Presidente Lula busca diálogo direto com Trump sobre recursos minerais estratégicos
O presidente Luiz Inácio Lula da Silva (PT) revelou nesta sexta-feira (20) seus planos de estabelecer uma conversa franca com o presidente dos Estados Unidos, Donald Trump, focada em uma negociação soberana para a comercialização e exploração de minerais críticos e terras raras. Esses elementos são considerados fundamentais para a economia contemporânea e futura, sendo amplamente utilizados em tecnologias avançadas, como chips para dispositivos eletrônicos e na transição energética global.

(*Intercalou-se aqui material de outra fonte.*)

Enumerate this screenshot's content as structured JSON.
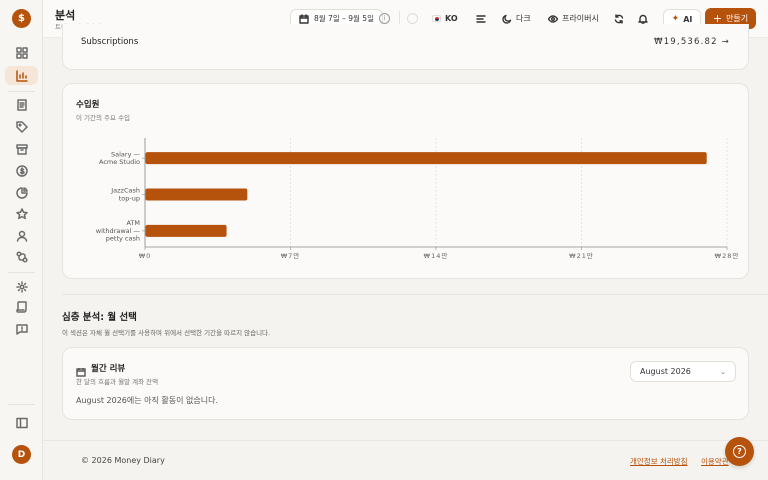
{
  "header": {
    "title": "분석",
    "subtitle": "트렌드 및 인사이트",
    "date_range": "8월 7일 – 9월 5일",
    "info_symbol": "i",
    "language": "KO",
    "theme": "다크",
    "privacy": "프라이버시",
    "ai": "AI",
    "ai_symbol": "✦",
    "create": "만들기",
    "create_symbol": "+"
  },
  "sidebar": {
    "logo": "$",
    "avatar": "D",
    "icons": [
      "dashboard-icon",
      "analytics-icon",
      "document-icon",
      "tag-icon",
      "archive-icon",
      "dollar-icon",
      "pie-icon",
      "star-icon",
      "user-icon",
      "integration-icon",
      "settings-icon",
      "script-icon",
      "feedback-icon",
      "panel-toggle-icon"
    ]
  },
  "subscriptions": {
    "label": "Subscriptions",
    "amount": "₩19,536.82"
  },
  "income": {
    "title": "수입원",
    "subtitle": "이 기간의 주요 수입"
  },
  "chart_data": {
    "type": "bar",
    "orientation": "horizontal",
    "title": "수입원",
    "categories": [
      [
        "Salary —",
        "Acme Studio"
      ],
      [
        "JazzCash",
        "top-up"
      ],
      [
        "ATM",
        "withdrawal —",
        "petty cash"
      ]
    ],
    "values": [
      2700000,
      490000,
      390000
    ],
    "xlim": [
      0,
      2800000
    ],
    "xticks": [
      0,
      700000,
      1400000,
      2100000,
      2800000
    ],
    "xtick_labels": [
      "₩0",
      "₩7만",
      "₩14만",
      "₩21만",
      "₩28만"
    ],
    "bar_color": "#b5520c",
    "grid": "vertical dashed"
  },
  "deep": {
    "title": "심층 분석: 월 선택",
    "subtitle": "이 섹션은 자체 월 선택기를 사용하며 위에서 선택한 기간을 따르지 않습니다."
  },
  "review": {
    "title": "월간 리뷰",
    "subtitle": "한 달의 흐름과 월말 계좌 잔액",
    "selected_month": "August 2026",
    "empty": "August 2026에는 아직 활동이 없습니다."
  },
  "footer": {
    "copyright": "© 2026 Money Diary",
    "privacy_link": "개인정보 처리방침",
    "terms_link": "이용약관",
    "help_symbol": "?"
  }
}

Diálogo olho no olho sobre interesses bilaterais
Durante declarações concedidas a uma emissora de televisão local na Índia, onde cumpre agenda oficial, Lula enfatizou a importância de um encontro presencial com Trump para tratar de assuntos de mútuo interesse entre Brasil e Estados Unidos. "Quero negociar com ele a questão dos minerais críticos e das terras raras", afirmou o mandatário brasileiro, cujas palavras foram traduzidas para o inglês durante a entrevista.
O presidente destacou que o Brasil possui vastas reservas desses recursos, mas rejeita a ideia de transformar o território nacional em um "santuário da humanidade". Em vez disso, defende uma abordagem soberana: "Prefiro negociar de forma soberana para que o processo de transformação desses minerais críticos seja feito e explorado em nosso país, dentro do nosso país. E venderemos para quem quisermos vender".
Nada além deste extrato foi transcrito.